The First European

The European Union has been compared with the Holy Roman Empire, which lasted for a thousand years until Napoleon put an end to it. It was a loose confederation of autonomous principalities governed by compromise. The British historian R.J.W. Evans observed: “Around the early 18th century, pretty much the whole of Europe was tied into the Empire in this kind of way – Britain, Denmark, Prussia, Sweden, Poland, Bohemia, Hungary, all rulers with crowns outside the Empire, but intimately, functionally, connected to it. Even the Russian ruling house is a German house. So it’s a form of much wider political constellation. The security of the Empire is inextricably linked to the security of Europe as a whole. This is a very important way in which, on the one hand problems of the Empire can be exported, but also the rest of Europe can find it necessary to sustain some kind of order in Germany.”

The greatest of the early emperors was Frederick II (1194–1250), named in his own time, “a wonder of the world” (stupor mundi), who has been rediscovered from time to time by writers like Goethe, Nietzsche, German poets before World War I and admirers of Angela Merkel.

In addition to being Holy Roman Emperor in direct line of succession from Augustus, Frederick was King of Sicily and – among other kingdoms – Jerusalem. He reigned during the sixth crusade.

By family heritage, he could not have been more diverse.

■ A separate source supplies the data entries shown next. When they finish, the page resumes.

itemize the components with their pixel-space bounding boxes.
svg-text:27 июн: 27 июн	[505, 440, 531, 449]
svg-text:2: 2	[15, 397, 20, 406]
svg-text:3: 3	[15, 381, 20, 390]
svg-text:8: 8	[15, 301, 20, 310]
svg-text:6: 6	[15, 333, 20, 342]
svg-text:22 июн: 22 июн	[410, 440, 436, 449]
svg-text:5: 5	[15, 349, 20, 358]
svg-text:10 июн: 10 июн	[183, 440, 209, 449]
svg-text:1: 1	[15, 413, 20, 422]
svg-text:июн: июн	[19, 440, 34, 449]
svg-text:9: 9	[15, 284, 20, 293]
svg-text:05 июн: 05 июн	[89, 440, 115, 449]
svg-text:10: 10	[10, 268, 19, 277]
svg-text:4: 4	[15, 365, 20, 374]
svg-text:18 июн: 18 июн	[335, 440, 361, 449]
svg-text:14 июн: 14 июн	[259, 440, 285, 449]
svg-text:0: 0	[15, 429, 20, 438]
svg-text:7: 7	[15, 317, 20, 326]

One grandfather northern, the other southern – emblematic of the tension between the European north and the European south, which is so acute today.

In his court in Palermo, the brightest of the bright – scientists and artists – were assembled, including Muslims and Jews. For half a century, they achieved a unique harmony – so unique that it could not survive his death.

One of his two grandfathers, Frederick I’s, red beard – Barbarossa – was used as the code word for the Nazi invasion of Russia in June, 1941.


2 responses to “The First European

  1. Elisabeth Ecker

    European history is fascinating, if it just would not be so complicated.

  2. Henry Lotin

    Frederick II may have had his merits, but the Holy Roman Empire through much of its history suppressed the pursuit of science and enlightenment in favour of compliance with Vatican rule and Royal edict. Still believe the wrong side won the Battle of Vienna… For science, development, and rights of minorities… But I would not at all mind being ruled by Angela Merkel, who has her own well formulated thoughts on the Holy Roman Church.